Near the present-day corner of Turner Street and Prices Fork, a general store served the growing population of Blacksburg in the mid-1900s. Known over the years as Spangler’s, Cutherell’s, and the Branch store—after the Webb branch of Stroubles, which ran next to and sometimes even through the building—the shop is perhaps best remembered as Crawford’s, for the family that ran it in the 1940s and 1950s.
Roy Crawford bought the store from its previous owner, Mr. Spangler, on a whim one afternoon. He’d stopped in to shop, but when Spangler complained about business during wartime—the ration stamps, the dwindling labor pool, the shortage of merchandise for civilians—Crawford took over with a handshake. Open from 7 am to 6 pm every day except Wednesday afternoons and Sundays, the store sold cards, china, decorations, clothing, and, at Christmastime, toys. The Crawfords also offered food, including Lusters Gate hoop cheese, and pickles that were fished out of wooden barrels using a wood plank with a nail for a hook. Roy’s wife, Betty Ann, ran a beauty shop with a separate entrance at the back of the store.

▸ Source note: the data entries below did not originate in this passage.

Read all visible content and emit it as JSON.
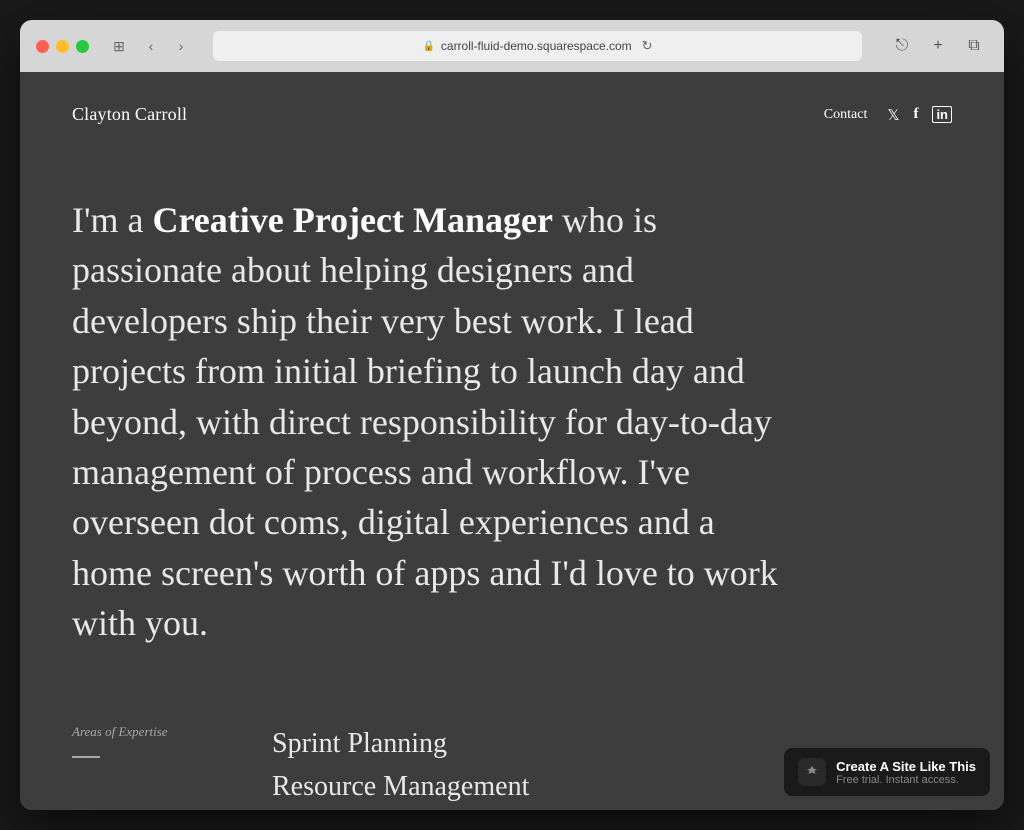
{
  "browser": {
    "url": "carroll-fluid-demo.squarespace.com",
    "reload_icon": "↻"
  },
  "header": {
    "site_title": "Clayton Carroll",
    "nav": {
      "contact_label": "Contact",
      "social": [
        {
          "name": "twitter",
          "icon": "𝕏",
          "display": "𝕏"
        },
        {
          "name": "facebook",
          "icon": "f"
        },
        {
          "name": "linkedin",
          "icon": "in"
        }
      ]
    }
  },
  "hero": {
    "intro_normal": "I'm a ",
    "intro_bold": "Creative Project Manager",
    "intro_rest": " who is passionate about helping designers and developers ship their very best work. I lead projects from initial briefing to launch day and beyond, with direct responsibility for day-to-day management of process and workflow. I've overseen dot coms, digital experiences and a home screen's worth of apps and I'd love to work with you."
  },
  "expertise": {
    "section_label": "Areas of Expertise",
    "items": [
      {
        "label": "Sprint Planning"
      },
      {
        "label": "Resource Management"
      }
    ]
  },
  "badge": {
    "main": "Create A Site Like This",
    "sub": "Free trial. Instant access."
  }
}
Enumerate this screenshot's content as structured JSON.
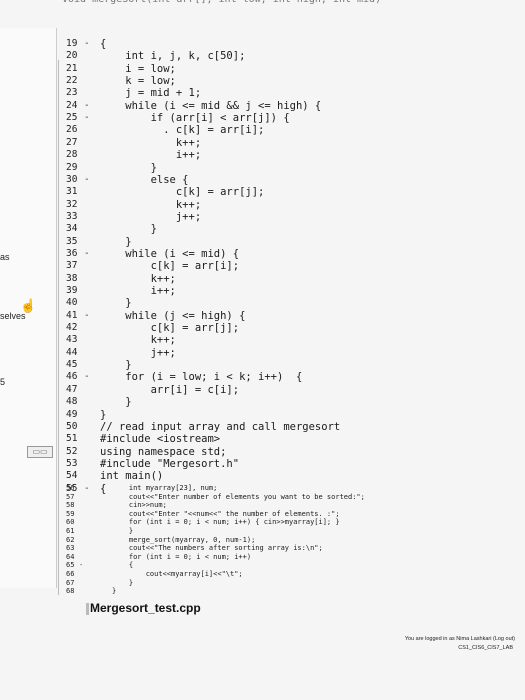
{
  "top_cut_text": "void mergeSort(int arr[], int low, int high, int mid)",
  "side_fragments": [
    "as",
    "selves",
    "5"
  ],
  "file_title": "Mergesort_test.cpp",
  "login": "You are logged in as Nima Lashkari (Log out)",
  "course": "CS1_CIS6_CIS7_LAB",
  "icons": {
    "hand": "hand-pointer-icon",
    "window": "window-icon"
  },
  "code_lines": [
    {
      "num": "19",
      "fold": "-",
      "text": "{"
    },
    {
      "num": "20",
      "fold": "",
      "text": "    int i, j, k, c[50];"
    },
    {
      "num": "21",
      "fold": "",
      "text": "    i = low;"
    },
    {
      "num": "22",
      "fold": "",
      "text": "    k = low;"
    },
    {
      "num": "23",
      "fold": "",
      "text": "    j = mid + 1;"
    },
    {
      "num": "24",
      "fold": "-",
      "text": "    while (i <= mid && j <= high) {"
    },
    {
      "num": "25",
      "fold": "-",
      "text": "        if (arr[i] < arr[j]) {"
    },
    {
      "num": "26",
      "fold": "",
      "text": "          . c[k] = arr[i];"
    },
    {
      "num": "27",
      "fold": "",
      "text": "            k++;"
    },
    {
      "num": "28",
      "fold": "",
      "text": "            i++;"
    },
    {
      "num": "29",
      "fold": "",
      "text": "        }"
    },
    {
      "num": "30",
      "fold": "-",
      "text": "        else {"
    },
    {
      "num": "31",
      "fold": "",
      "text": "            c[k] = arr[j];"
    },
    {
      "num": "32",
      "fold": "",
      "text": "            k++;"
    },
    {
      "num": "33",
      "fold": "",
      "text": "            j++;"
    },
    {
      "num": "34",
      "fold": "",
      "text": "        }"
    },
    {
      "num": "35",
      "fold": "",
      "text": "    }"
    },
    {
      "num": "36",
      "fold": "-",
      "text": "    while (i <= mid) {"
    },
    {
      "num": "37",
      "fold": "",
      "text": "        c[k] = arr[i];"
    },
    {
      "num": "38",
      "fold": "",
      "text": "        k++;"
    },
    {
      "num": "39",
      "fold": "",
      "text": "        i++;"
    },
    {
      "num": "40",
      "fold": "",
      "text": "    }"
    },
    {
      "num": "41",
      "fold": "-",
      "text": "    while (j <= high) {"
    },
    {
      "num": "42",
      "fold": "",
      "text": "        c[k] = arr[j];"
    },
    {
      "num": "43",
      "fold": "",
      "text": "        k++;"
    },
    {
      "num": "44",
      "fold": "",
      "text": "        j++;"
    },
    {
      "num": "45",
      "fold": "",
      "text": "    }"
    },
    {
      "num": "46",
      "fold": "-",
      "text": "    for (i = low; i < k; i++)  {"
    },
    {
      "num": "47",
      "fold": "",
      "text": "        arr[i] = c[i];"
    },
    {
      "num": "48",
      "fold": "",
      "text": "    }"
    },
    {
      "num": "49",
      "fold": "",
      "text": "}"
    },
    {
      "num": "50",
      "fold": "",
      "text": "// read input array and call mergesort"
    },
    {
      "num": "51",
      "fold": "",
      "text": "#include <iostream>"
    },
    {
      "num": "52",
      "fold": "",
      "text": "using namespace std;"
    },
    {
      "num": "53",
      "fold": "",
      "text": "#include \"Mergesort.h\""
    },
    {
      "num": "54",
      "fold": "",
      "text": "int main()"
    },
    {
      "num": "55",
      "fold": "-",
      "text": "{"
    },
    {
      "num": "56",
      "fold": "",
      "text": "    int myarray[23], num;"
    },
    {
      "num": "57",
      "fold": "",
      "text": "    cout<<\"Enter number of elements you want to be sorted:\";"
    },
    {
      "num": "58",
      "fold": "",
      "text": "    cin>>num;"
    },
    {
      "num": "59",
      "fold": "",
      "text": "    cout<<\"Enter \"<<num<<\" the number of elements. :\";"
    },
    {
      "num": "60",
      "fold": "",
      "text": "    for (int i = 0; i < num; i++) { cin>>myarray[i]; }"
    },
    {
      "num": "61",
      "fold": "",
      "text": "    }"
    },
    {
      "num": "62",
      "fold": "",
      "text": "    merge_sort(myarray, 0, num-1);"
    },
    {
      "num": "63",
      "fold": "",
      "text": "    cout<<\"The numbers after sorting array is:\\n\";"
    },
    {
      "num": "64",
      "fold": "",
      "text": "    for (int i = 0; i < num; i++)"
    },
    {
      "num": "65",
      "fold": "-",
      "text": "    {"
    },
    {
      "num": "66",
      "fold": "",
      "text": "        cout<<myarray[i]<<\"\\t\";"
    },
    {
      "num": "67",
      "fold": "",
      "text": "    }"
    },
    {
      "num": "68",
      "fold": "",
      "text": "}"
    }
  ]
}
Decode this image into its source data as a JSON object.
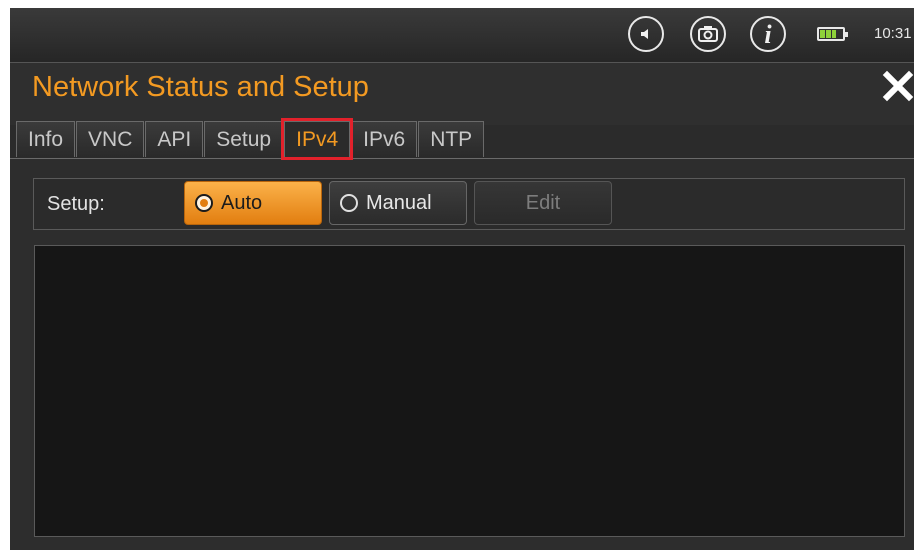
{
  "statusbar": {
    "icons": [
      "speaker-icon",
      "camera-icon",
      "info-icon",
      "battery-icon"
    ],
    "info_glyph": "i",
    "battery_level": 0.75,
    "clock": "10:31"
  },
  "window": {
    "title": "Network Status and Setup",
    "close_icon": "close-icon"
  },
  "tabs": [
    {
      "label": "Info"
    },
    {
      "label": "VNC"
    },
    {
      "label": "API"
    },
    {
      "label": "Setup"
    },
    {
      "label": "IPv4",
      "active": true
    },
    {
      "label": "IPv6"
    },
    {
      "label": "NTP"
    }
  ],
  "setup": {
    "label": "Setup:",
    "auto_label": "Auto",
    "manual_label": "Manual",
    "edit_label": "Edit",
    "selected": "Auto"
  },
  "colors": {
    "accent": "#f39a22",
    "highlight": "#e2212b",
    "battery": "#8fd13a"
  }
}
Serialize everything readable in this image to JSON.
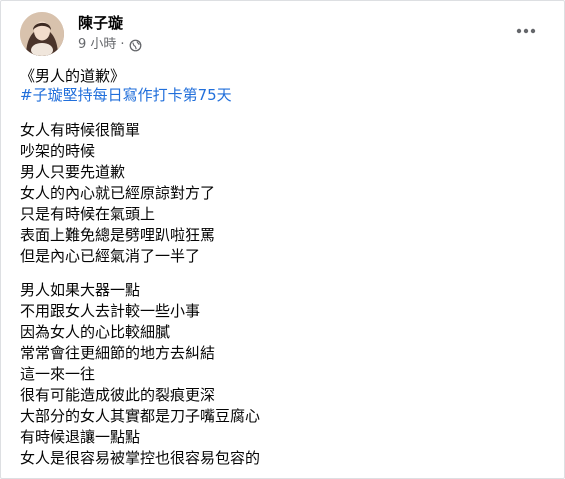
{
  "post": {
    "author": "陳子璇",
    "time": "9 小時",
    "separator": "·",
    "privacy_icon": "globe-icon",
    "more_icon": "more-horizontal-icon",
    "title": "《男人的道歉》",
    "hashtag": "#子璇堅持每日寫作打卡第75天",
    "paragraphs": [
      [
        "女人有時候很簡單",
        "吵架的時候",
        "男人只要先道歉",
        "女人的內心就已經原諒對方了",
        "只是有時候在氣頭上",
        "表面上難免總是劈哩趴啦狂罵",
        "但是內心已經氣消了一半了"
      ],
      [
        "男人如果大器一點",
        "不用跟女人去計較一些小事",
        "因為女人的心比較細膩",
        "常常會往更細節的地方去糾結",
        "這一來一往",
        "很有可能造成彼此的裂痕更深",
        "大部分的女人其實都是刀子嘴豆腐心",
        "有時候退讓一點點",
        "女人是很容易被掌控也很容易包容的"
      ]
    ]
  },
  "colors": {
    "text": "#050505",
    "secondary": "#65676b",
    "link": "#216fdb",
    "border": "#dddfe2"
  }
}
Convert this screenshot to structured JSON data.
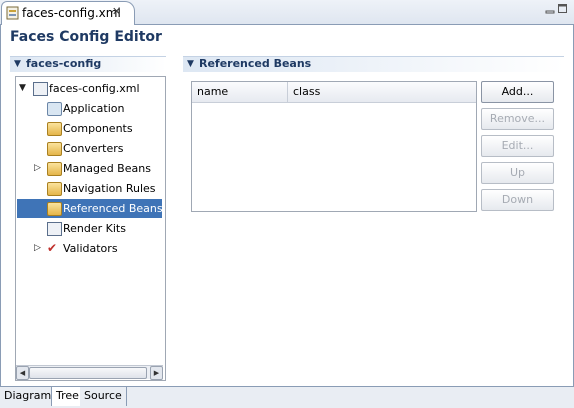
{
  "editor_tab": {
    "title": "faces-config.xml",
    "close_glyph": "✕"
  },
  "page_title": "Faces Config Editor",
  "left_section": {
    "title": "faces-config"
  },
  "right_section": {
    "title": "Referenced Beans"
  },
  "tree": {
    "root": "faces-config.xml",
    "items": [
      {
        "label": "Application",
        "icon": "application-icon",
        "expandable": false
      },
      {
        "label": "Components",
        "icon": "folder-icon",
        "expandable": false
      },
      {
        "label": "Converters",
        "icon": "folder-icon",
        "expandable": false
      },
      {
        "label": "Managed Beans",
        "icon": "folder-icon",
        "expandable": true
      },
      {
        "label": "Navigation Rules",
        "icon": "folder-icon",
        "expandable": false
      },
      {
        "label": "Referenced Beans",
        "icon": "folder-icon",
        "expandable": false,
        "selected": true
      },
      {
        "label": "Render Kits",
        "icon": "file-icon",
        "expandable": false
      },
      {
        "label": "Validators",
        "icon": "check-icon",
        "expandable": true
      }
    ]
  },
  "table": {
    "columns": [
      "name",
      "class"
    ],
    "rows": []
  },
  "buttons": {
    "add": "Add...",
    "remove": "Remove...",
    "edit": "Edit...",
    "up": "Up",
    "down": "Down"
  },
  "bottom_tabs": [
    "Diagram",
    "Tree",
    "Source"
  ],
  "active_bottom_tab": "Tree",
  "colors": {
    "selection": "#3f74b7",
    "header_text": "#1f3a63",
    "accent": "#8a9cb5"
  }
}
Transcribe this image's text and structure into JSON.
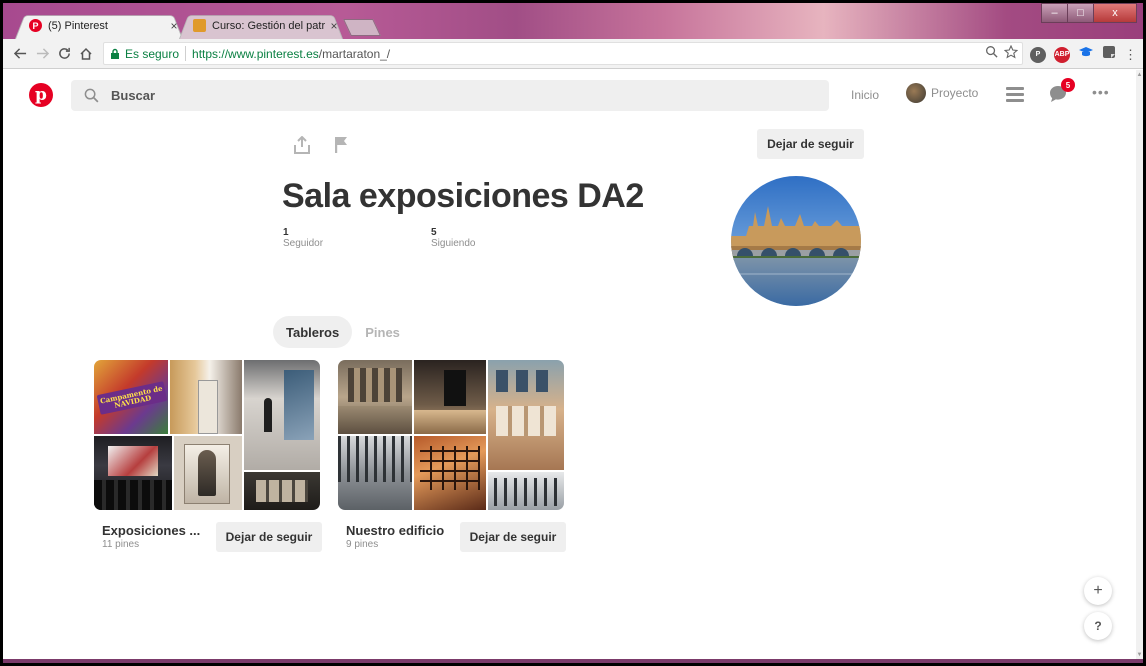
{
  "browser": {
    "tabs": [
      {
        "title": "(5) Pinterest",
        "close": "×",
        "active": true
      },
      {
        "title": "Curso: Gestión del patrin",
        "close": "×",
        "active": false
      }
    ],
    "window_controls": {
      "minimize": "–",
      "maximize": "□",
      "close": "x"
    },
    "secure_label": "Es seguro",
    "url_host": "https://www.pinterest.es",
    "url_path": "/martaraton_/",
    "extensions": [
      {
        "name": "pinterest-extension-icon",
        "label": "",
        "color": "#5f5f5f"
      },
      {
        "name": "adblock-plus-icon",
        "label": "ABP",
        "color": "#d01f2f"
      },
      {
        "name": "graduation-cap-icon",
        "label": "",
        "color": "#1a73e8"
      },
      {
        "name": "note-extension-icon",
        "label": "",
        "color": "#5f5f5f"
      }
    ]
  },
  "header": {
    "search_placeholder": "Buscar",
    "home_label": "Inicio",
    "profile_label": "Proyecto",
    "notifications_count": "5"
  },
  "profile": {
    "name": "Sala exposiciones DA2",
    "followers_count": "1",
    "followers_label": "Seguidor",
    "following_count": "5",
    "following_label": "Siguiendo",
    "unfollow_label": "Dejar de seguir"
  },
  "tabs": {
    "boards": "Tableros",
    "pins": "Pines"
  },
  "boards": [
    {
      "name": "Exposiciones ...",
      "count": "11 pines",
      "unfollow_label": "Dejar de seguir",
      "cover_title": "Campamento de NAVIDAD"
    },
    {
      "name": "Nuestro edificio",
      "count": "9 pines",
      "unfollow_label": "Dejar de seguir"
    }
  ],
  "floating": {
    "add": "+",
    "help": "?"
  },
  "colors": {
    "brand": "#e60023",
    "chrome_tabstrip": "#a74a8f",
    "button_bg": "#efefef"
  }
}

In the 1940s, this was the outskirts of town. Prices Fork Road did not yet connect to Main Street; it ended at the intersection with Turner Street—then called Pepper Street. Aside from about a dozen families living along Pepper Street, the area was rural. Vacant fields dotted the neighborhood, and what would become McBryde Village was still farmland. Nevertheless, the store served as a gathering place for the residents of Blacksburg, which even then was home to people from around the world. Doctors, lawyers, drummers, students, teachers, coal miners, construction workers, those that never worked and those that always worked, any kid who had a penny: all were welcome. In hard times, the Crawfords let groceries be charged. Some accounts weren’t settled for years; some never were. The Crawfords had lived through the depression and could not allow anyone to go hungry.
The Webb branch of Stroubles Creek runs above ground here on its course from North Main Street to the Duck Pond. In rainy months, it invaded the basement of the store, followed inevitably by wetland muskrats. A spring behind the house was filled with watercress, which the locals harvested.
Take action! If you spill automotive fluids or household chemicals, use cat litter or a proper absorbent to contain it. Then collect the debris with a broom or shop-vac and dispose in the trash. Hosing with water will channel the waste into the storm-drain system and ultimately into the stream.